These are just a small sample of the over 500 programs run by the Prison Fellowship network of national ministries.
Alpha creates a space where prisoners can ask life’s big questions and find out about the Christian faith in a safe, informal, and friendly environment. Alpha is currently running in more than 900 prisons and secure facilities, in 46 countries. In 2018, over 53,000 people experienced Alpha in prison.
Innovative Prison Models
Communities of Restoration
Communities of Restoration are 24-hour, seven-day-a-week intensive prison regimes operated by Prison Fellowship NGOs. They are designed to reduce offending behavior through character-focused, faith-based programming.

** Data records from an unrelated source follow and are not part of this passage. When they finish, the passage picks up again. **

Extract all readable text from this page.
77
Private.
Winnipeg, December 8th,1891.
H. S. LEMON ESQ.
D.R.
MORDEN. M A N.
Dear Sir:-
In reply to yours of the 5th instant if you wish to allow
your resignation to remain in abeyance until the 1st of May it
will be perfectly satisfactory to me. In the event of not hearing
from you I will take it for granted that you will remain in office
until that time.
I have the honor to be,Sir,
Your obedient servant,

Seehaus is a juvenile alternative prison run by ministry affiliates in Germany. Young offenders are separated from other prisoners and the prison culture in order to protect them from negative influence. They receive the possibility to participate in the alternative to prison. They live in groups of seven students together with a family or house parents. Through a positive group concept, they learn to take on responsibility for themselves, for each other, and for the program. The perspective of victims is shown to the students. Restoration, Community Service, and Victim-Offender-Reconciliation-Meetings help the students to take on responsibility for their crimes and give a (symbolic) restitution towards the victim and the community. A change of lifestyle can be reached best by a change of the norms and values of a person.
Accompanied Community Service
For inmates serving community service, ministries like Singapore and Spain offer Accompanied Community Service programs. These programs help former prisoners to follow through on their Community Service projects.

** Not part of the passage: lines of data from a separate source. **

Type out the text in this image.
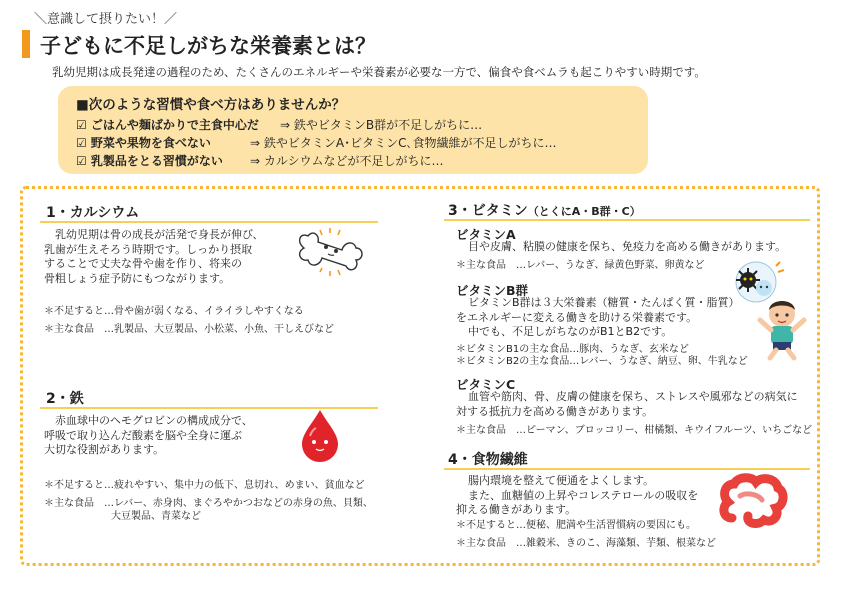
＼意識して摂りたい！／
子どもに不足しがちな栄養素とは？
乳幼児期は成長発達の過程のため、たくさんのエネルギーや栄養素が必要な一方で、偏食や食べムラも起こりやすい時期です。
■次のような習慣や食べ方はありませんか？
☑ ごはんや麺ばかりで主食中心だ ⇒ 鉄やビタミンB群が不足しがちに…
☑ 野菜や果物を食べない	⇒ 鉄やビタミンA･ビタミンC､食物繊維が不足しがちに…
☑ 乳製品をとる習慣がない ⇒ カルシウムなどが不足しがちに…
1・カルシウム
乳幼児期は骨の成長が活発で身長が伸び、
乳歯が生えそろう時期です。しっかり摂取
することで丈夫な骨や歯を作り、将来の
骨粗しょう症予防にもつながります。
＊不足すると…骨や歯が弱くなる、イライラしやすくなる
＊主な食品　…乳製品、大豆製品、小松菜、小魚、干しえびなど
2・鉄
赤血球中のヘモグロビンの構成成分で、
呼吸で取り込んだ酸素を脳や全身に運ぶ
大切な役割があります。
＊不足すると…疲れやすい、集中力の低下、息切れ、めまい、貧血など
＊主な食品　…レバー、赤身肉、まぐろやかつおなどの赤身の魚、貝類、
大豆製品、青菜など
3・ビタミン（とくにA・B群・C）
ビタミンA
目や皮膚、粘膜の健康を保ち、免疫力を高める働きがあります。
＊主な食品　…レバー、うなぎ、緑黄色野菜、卵黄など
ビタミンB群
ビタミンB群は３大栄養素（糖質・たんぱく質・脂質）
をエネルギーに変える働きを助ける栄養素です。
中でも、不足しがちなのがB1とB2です。
＊ビタミンB1の主な食品…豚肉、うなぎ、玄米など
＊ビタミンB2の主な食品…レバー、うなぎ、納豆、卵、牛乳など
ビタミンC
血管や筋肉、骨、皮膚の健康を保ち、ストレスや風邪などの病気に
対する抵抗力を高める働きがあります。
＊主な食品　…ピーマン、ブロッコリー、柑橘類、キウイフルーツ、いちごなど
4・食物繊維
腸内環境を整えて便通をよくします。
また、血糖値の上昇やコレステロールの吸収を
抑える働きがあります。
＊不足すると…便秘、肥満や生活習慣病の要因にも。
＊主な食品　…雑穀米、きのこ、海藻類、芋類、根菜など
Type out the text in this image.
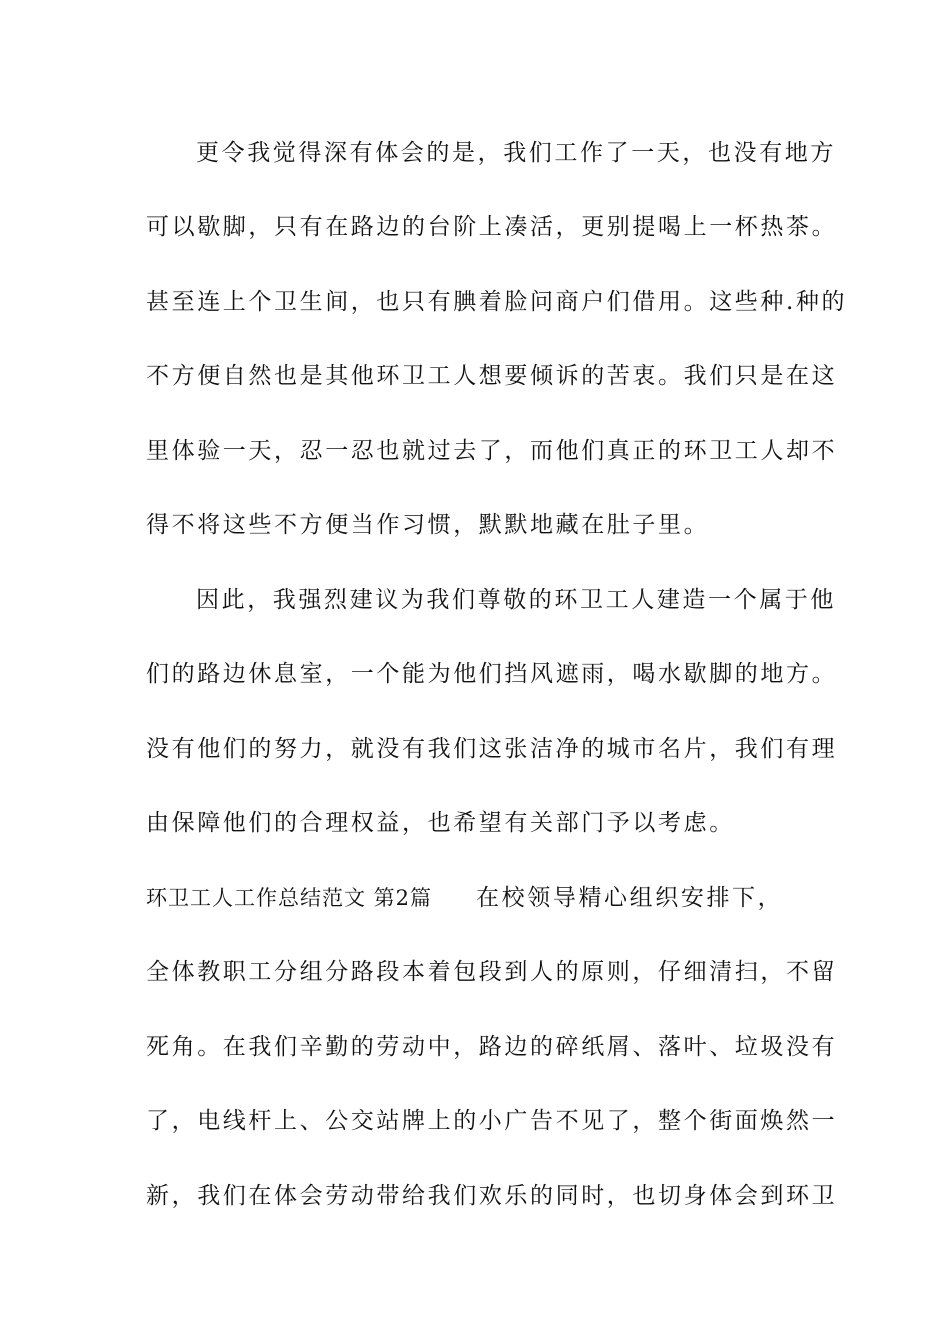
更令我觉得深有体会的是，我们工作了一天，也没有地方
可以歇脚，只有在路边的台阶上凑活，更别提喝上一杯热茶。
甚至连上个卫生间，也只有腆着脸问商户们借用。这些种.种的
不方便自然也是其他环卫工人想要倾诉的苦衷。我们只是在这
里体验一天，忍一忍也就过去了，而他们真正的环卫工人却不
得不将这些不方便当作习惯，默默地藏在肚子里。
因此，我强烈建议为我们尊敬的环卫工人建造一个属于他
们的路边休息室，一个能为他们挡风遮雨，喝水歇脚的地方。
没有他们的努力，就没有我们这张洁净的城市名片，我们有理
由保障他们的合理权益，也希望有关部门予以考虑。
环卫工人工作总结范文 第2篇 在校领导精心组织安排下，
全体教职工分组分路段本着包段到人的原则，仔细清扫，不留
死角。在我们辛勤的劳动中，路边的碎纸屑、落叶、垃圾没有
了，电线杆上、公交站牌上的小广告不见了，整个街面焕然一
新，我们在体会劳动带给我们欢乐的同时，也切身体会到环卫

Many of our ministries provide community-based facilities to house released prisoners for rehabilitation, counseling, skills training, and ultimately community re-integration. Ex-inmates are empowered with vocational skills training in from Welding and Fabrication to Electrical Installation, Tailoring, and Crop and Animal Husbandry. Beneficiaries are given take-home tools and start-up capital to enable them to start a small business and lead sustainable lives after prison.

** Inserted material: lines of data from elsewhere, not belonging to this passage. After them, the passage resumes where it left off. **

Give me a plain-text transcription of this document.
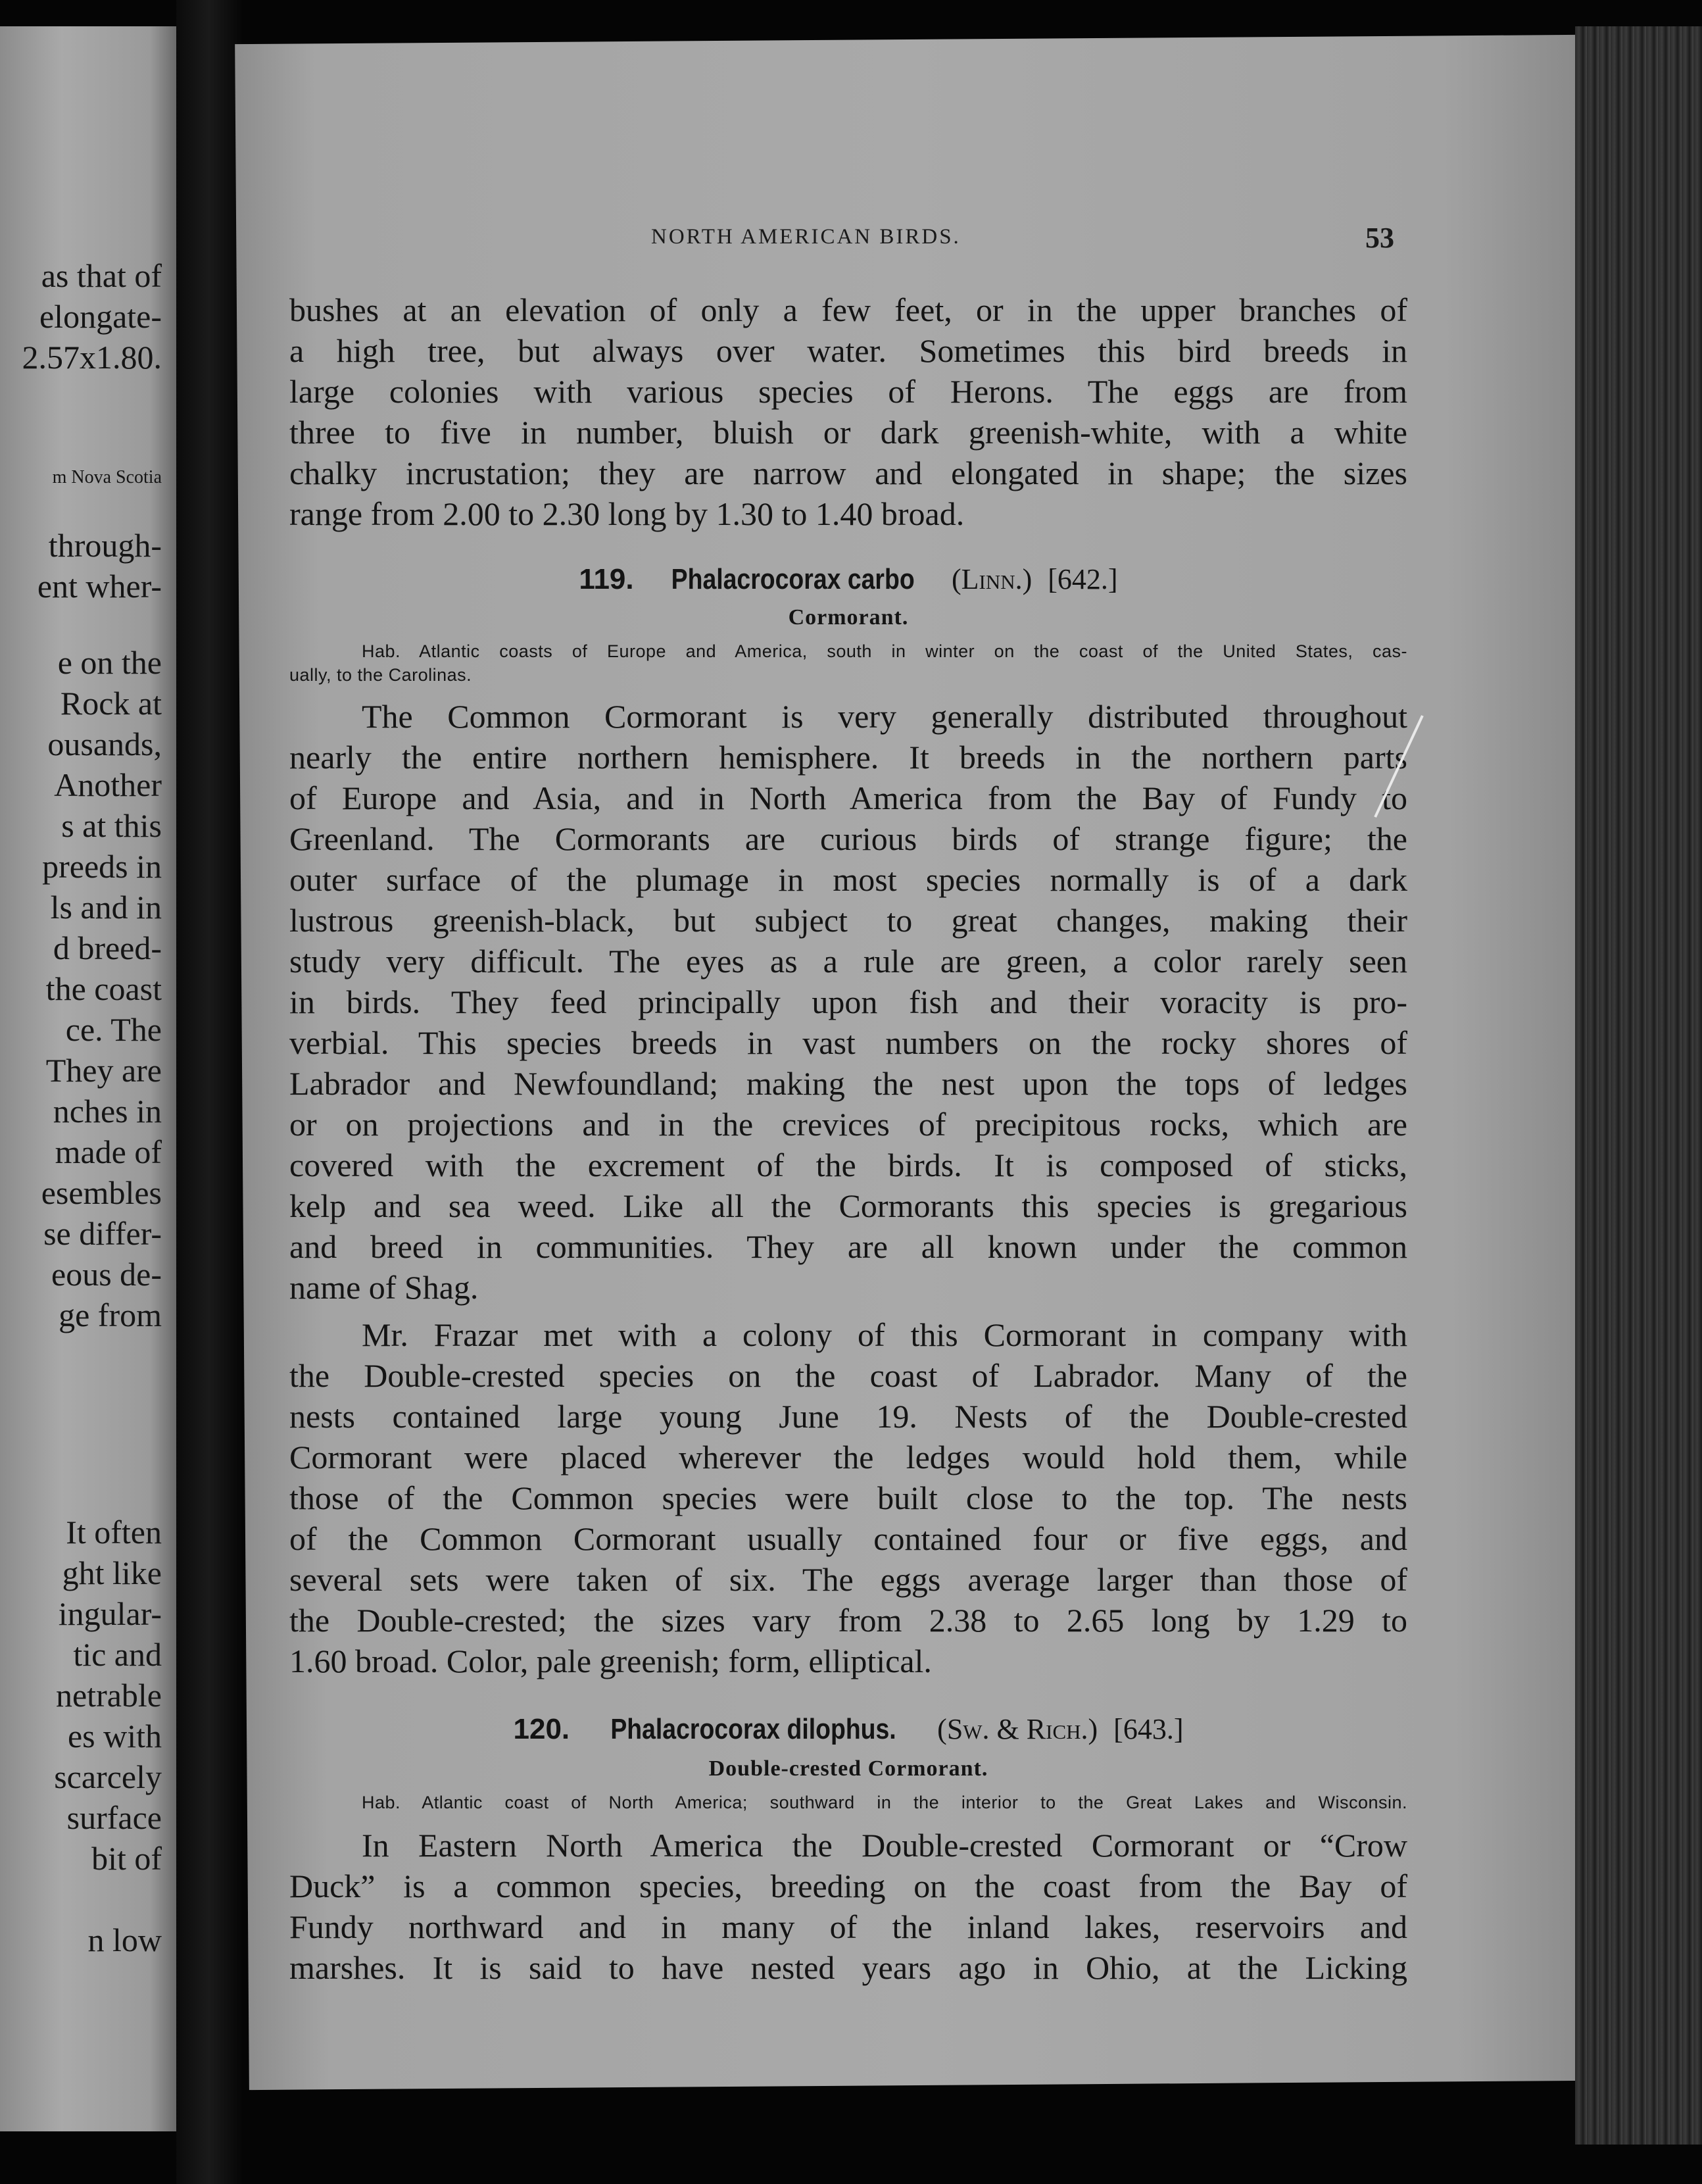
as that of
elongate-
2.57x1.80.
m Nova Scotia
through-
ent wher-
e on the
Rock at
ousands,
Another
s at this
preeds in
ls and in
d breed-
the coast
ce. The
They are
nches in
made of
esembles
se differ-
eous de-
ge from
It often
ght like
ingular-
tic and
netrable
es with
scarcely
surface
bit of
n low
NORTH AMERICAN BIRDS.	53
bushes at an elevation of only a few feet, or in the upper branches of
a high tree, but always over water. Sometimes this bird breeds in
large colonies with various species of Herons. The eggs are from
three to five in number, bluish or dark greenish-white, with a white
chalky incrustation; they are narrow and elongated in shape; the sizes
range from 2.00 to 2.30 long by 1.30 to 1.40 broad.
119. Phalacrocorax carbo (Linn.) [642.]
Cormorant.
Hab. Atlantic coasts of Europe and America, south in winter on the coast of the United States, cas-
ually, to the Carolinas.
The Common Cormorant is very generally distributed throughout
nearly the entire northern hemisphere. It breeds in the northern parts
of Europe and Asia, and in North America from the Bay of Fundy to
Greenland. The Cormorants are curious birds of strange figure; the
outer surface of the plumage in most species normally is of a dark
lustrous greenish-black, but subject to great changes, making their
study very difficult. The eyes as a rule are green, a color rarely seen
in birds. They feed principally upon fish and their voracity is pro-
verbial. This species breeds in vast numbers on the rocky shores of
Labrador and Newfoundland; making the nest upon the tops of ledges
or on projections and in the crevices of precipitous rocks, which are
covered with the excrement of the birds. It is composed of sticks,
kelp and sea weed. Like all the Cormorants this species is gregarious
and breed in communities. They are all known under the common
name of Shag.
Mr. Frazar met with a colony of this Cormorant in company with
the Double-crested species on the coast of Labrador. Many of the
nests contained large young June 19. Nests of the Double-crested
Cormorant were placed wherever the ledges would hold them, while
those of the Common species were built close to the top. The nests
of the Common Cormorant usually contained four or five eggs, and
several sets were taken of six. The eggs average larger than those of
the Double-crested; the sizes vary from 2.38 to 2.65 long by 1.29 to
1.60 broad. Color, pale greenish; form, elliptical.
120. Phalacrocorax dilophus. (Sw. & Rich.) [643.]
Double-crested Cormorant.
Hab. Atlantic coast of North America; southward in the interior to the Great Lakes and Wisconsin.
In Eastern North America the Double-crested Cormorant or “Crow
Duck” is a common species, breeding on the coast from the Bay of
Fundy northward and in many of the inland lakes, reservoirs and
marshes. It is said to have nested years ago in Ohio, at the Licking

Many ministries offer legal advice for prisoners seeking help. These programs can range from non-professional legal assistance in countries like Armenia, Netherlands, and Kazakhstan, to more formal legal assistance in countries like Ghana, Sierra Leone, and Burundi.
National ministries like Cameroon and Cambodia offer vocational training for prisoners before re-entering the community. These programs prepare prisoners to work as a technician or to take up employment in a skilled craft or trade as a tradesperson or artisan, helping them to find success outside the cycle of crime.